Just a few days away from the holiday break, Raincoast Conservation Foundation is hoping to access the holiday spirit with a campaign to help protect an olive-sided flycatcher in a Douglas-fir tree. Today, the Vancouver-based Sitka Foundation pledged a $100,000 matching gift putting the fundraising goal in sight before the end of 2020. Once the group raises $195,000 (they have already raised $160,000), then the Sitka Foundation will match every dollar all the way to the final goal of $395,000.
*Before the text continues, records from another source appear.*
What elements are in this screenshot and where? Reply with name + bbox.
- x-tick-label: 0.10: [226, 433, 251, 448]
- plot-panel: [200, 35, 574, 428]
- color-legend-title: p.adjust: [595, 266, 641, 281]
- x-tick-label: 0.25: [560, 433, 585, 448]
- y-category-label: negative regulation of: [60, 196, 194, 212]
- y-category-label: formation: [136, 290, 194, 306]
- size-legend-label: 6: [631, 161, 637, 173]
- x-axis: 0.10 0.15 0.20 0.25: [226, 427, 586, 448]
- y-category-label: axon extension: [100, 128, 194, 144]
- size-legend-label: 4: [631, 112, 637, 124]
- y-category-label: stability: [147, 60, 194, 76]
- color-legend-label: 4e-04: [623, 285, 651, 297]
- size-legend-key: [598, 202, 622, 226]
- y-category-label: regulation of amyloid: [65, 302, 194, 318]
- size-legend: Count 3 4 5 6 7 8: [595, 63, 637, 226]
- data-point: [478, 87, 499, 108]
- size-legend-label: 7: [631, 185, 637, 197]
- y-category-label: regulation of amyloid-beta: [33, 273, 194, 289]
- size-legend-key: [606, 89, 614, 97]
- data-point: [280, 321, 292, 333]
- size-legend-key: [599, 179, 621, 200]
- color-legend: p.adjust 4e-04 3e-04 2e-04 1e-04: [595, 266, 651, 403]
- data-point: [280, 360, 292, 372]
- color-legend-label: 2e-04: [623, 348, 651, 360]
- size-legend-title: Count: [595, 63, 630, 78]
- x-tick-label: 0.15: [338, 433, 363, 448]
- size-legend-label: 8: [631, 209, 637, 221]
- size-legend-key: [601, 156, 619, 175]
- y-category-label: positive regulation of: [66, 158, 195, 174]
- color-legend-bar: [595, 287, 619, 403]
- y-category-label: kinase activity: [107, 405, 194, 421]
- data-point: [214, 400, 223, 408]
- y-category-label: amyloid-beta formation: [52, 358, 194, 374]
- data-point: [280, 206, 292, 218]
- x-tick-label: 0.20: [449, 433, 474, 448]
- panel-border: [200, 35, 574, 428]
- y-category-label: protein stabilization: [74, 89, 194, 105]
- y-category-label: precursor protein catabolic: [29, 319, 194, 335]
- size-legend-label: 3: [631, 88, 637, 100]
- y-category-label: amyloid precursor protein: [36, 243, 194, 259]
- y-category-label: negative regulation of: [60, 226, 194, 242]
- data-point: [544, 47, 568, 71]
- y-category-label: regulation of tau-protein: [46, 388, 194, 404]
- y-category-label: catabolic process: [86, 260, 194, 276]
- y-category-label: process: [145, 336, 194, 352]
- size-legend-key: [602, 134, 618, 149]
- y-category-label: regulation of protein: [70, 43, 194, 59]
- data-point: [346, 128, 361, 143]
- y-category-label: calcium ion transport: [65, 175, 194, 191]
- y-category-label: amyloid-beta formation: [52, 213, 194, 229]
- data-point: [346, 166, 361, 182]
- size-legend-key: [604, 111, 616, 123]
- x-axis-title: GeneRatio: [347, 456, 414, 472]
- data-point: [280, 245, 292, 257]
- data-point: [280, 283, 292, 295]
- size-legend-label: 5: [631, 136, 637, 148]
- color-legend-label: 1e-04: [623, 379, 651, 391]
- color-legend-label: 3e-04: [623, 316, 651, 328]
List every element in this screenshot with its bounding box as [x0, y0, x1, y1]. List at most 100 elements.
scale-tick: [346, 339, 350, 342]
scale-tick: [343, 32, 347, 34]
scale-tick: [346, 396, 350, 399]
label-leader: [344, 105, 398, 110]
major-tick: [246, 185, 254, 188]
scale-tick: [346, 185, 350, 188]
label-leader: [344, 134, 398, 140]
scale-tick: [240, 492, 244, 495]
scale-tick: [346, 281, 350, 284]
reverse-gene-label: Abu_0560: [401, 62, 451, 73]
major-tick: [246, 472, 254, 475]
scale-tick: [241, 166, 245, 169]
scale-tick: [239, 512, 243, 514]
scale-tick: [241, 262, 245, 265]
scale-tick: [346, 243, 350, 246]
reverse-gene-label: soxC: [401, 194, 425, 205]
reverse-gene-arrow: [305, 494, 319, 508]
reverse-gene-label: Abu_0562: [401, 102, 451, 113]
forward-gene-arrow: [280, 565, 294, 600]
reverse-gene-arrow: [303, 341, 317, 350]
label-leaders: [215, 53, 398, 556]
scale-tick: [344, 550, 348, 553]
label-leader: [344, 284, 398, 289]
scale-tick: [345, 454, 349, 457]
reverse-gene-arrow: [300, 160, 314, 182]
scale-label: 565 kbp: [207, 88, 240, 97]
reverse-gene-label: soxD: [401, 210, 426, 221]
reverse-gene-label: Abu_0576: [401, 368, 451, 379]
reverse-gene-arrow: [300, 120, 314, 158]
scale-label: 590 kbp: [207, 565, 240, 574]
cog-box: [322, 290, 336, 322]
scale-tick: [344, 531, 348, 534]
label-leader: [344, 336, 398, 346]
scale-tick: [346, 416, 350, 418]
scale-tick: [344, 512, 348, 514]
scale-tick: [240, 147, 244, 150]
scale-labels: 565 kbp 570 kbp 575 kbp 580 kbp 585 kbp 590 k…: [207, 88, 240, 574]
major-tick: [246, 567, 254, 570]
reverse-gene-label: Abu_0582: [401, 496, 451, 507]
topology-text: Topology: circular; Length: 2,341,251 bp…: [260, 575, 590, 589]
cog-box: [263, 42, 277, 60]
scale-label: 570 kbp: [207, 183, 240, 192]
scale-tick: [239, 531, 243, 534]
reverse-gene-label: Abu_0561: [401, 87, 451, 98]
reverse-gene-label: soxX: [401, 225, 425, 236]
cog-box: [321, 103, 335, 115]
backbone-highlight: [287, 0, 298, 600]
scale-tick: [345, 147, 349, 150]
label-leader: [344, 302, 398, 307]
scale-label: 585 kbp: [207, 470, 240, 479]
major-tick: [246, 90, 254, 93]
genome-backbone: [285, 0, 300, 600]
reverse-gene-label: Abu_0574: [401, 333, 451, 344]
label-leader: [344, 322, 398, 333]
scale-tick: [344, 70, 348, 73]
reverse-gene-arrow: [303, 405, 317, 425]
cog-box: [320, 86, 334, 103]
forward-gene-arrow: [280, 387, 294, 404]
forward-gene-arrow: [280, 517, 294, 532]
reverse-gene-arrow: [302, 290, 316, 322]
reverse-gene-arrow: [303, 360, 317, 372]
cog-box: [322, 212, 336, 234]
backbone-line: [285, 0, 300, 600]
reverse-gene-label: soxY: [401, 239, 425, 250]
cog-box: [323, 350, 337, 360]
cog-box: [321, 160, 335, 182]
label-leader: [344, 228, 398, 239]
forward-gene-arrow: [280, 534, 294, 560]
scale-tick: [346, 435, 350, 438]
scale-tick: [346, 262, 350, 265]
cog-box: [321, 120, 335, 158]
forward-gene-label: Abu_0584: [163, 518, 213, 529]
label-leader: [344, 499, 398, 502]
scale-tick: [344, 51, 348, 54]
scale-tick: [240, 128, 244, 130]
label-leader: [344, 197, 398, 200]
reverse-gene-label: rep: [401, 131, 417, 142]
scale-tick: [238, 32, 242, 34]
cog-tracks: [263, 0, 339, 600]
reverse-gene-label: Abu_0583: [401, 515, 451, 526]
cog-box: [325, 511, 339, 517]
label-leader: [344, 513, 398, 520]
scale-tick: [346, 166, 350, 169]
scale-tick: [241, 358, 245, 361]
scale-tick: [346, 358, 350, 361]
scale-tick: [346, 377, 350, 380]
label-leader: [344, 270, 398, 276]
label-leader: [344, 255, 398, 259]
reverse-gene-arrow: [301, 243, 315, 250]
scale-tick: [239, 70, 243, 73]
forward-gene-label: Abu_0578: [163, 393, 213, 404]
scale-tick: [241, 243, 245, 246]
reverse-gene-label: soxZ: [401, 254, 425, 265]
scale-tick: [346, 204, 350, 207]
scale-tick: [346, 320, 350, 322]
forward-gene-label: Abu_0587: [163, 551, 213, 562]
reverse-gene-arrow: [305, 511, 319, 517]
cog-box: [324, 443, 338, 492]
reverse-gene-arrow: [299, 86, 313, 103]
In late November, Raincoast and the Pender Islands Conservancy launched a campaign to purchase a 13-acre property on North Pender Island as part of a larger effort to improve local protection of globally rare Coastal Douglas-fir forests and associated habitats. These ecosystems are among the most heavily degraded in all of British Columbia and are rapidly disappearing despite their importance to wildlife and the climate change buffering services they provide.
At least thirty-five bird species have been identified on this land including olive-sided flycatchers. As a species linking forests and wetlands, the Flycatcher has become the namesake of the place. Given Pender Islands are the Traditional Territory of the WSÁNEĆ people, who know them as S,DÁYES, we have dubbed the place S,DÁYES Flycatcher Forest. “Now we are hoping to tap into the holiday spirit and the pledge from Sitka has been a tremendous boost”, said Raincoast Executive Director, Chris Genovali.
“Our hope is that our pledge of support will help encourage other donors to support the acquisition of this valuable property and the lasting protection of Coastal Douglas-fir ecosystems. We know this campaign will protect biodiversity and support the communities who connect to S’DÁYES Flycatcher Forest”, said Carolynn Beaty, Executive Director of the Sitka Foundation.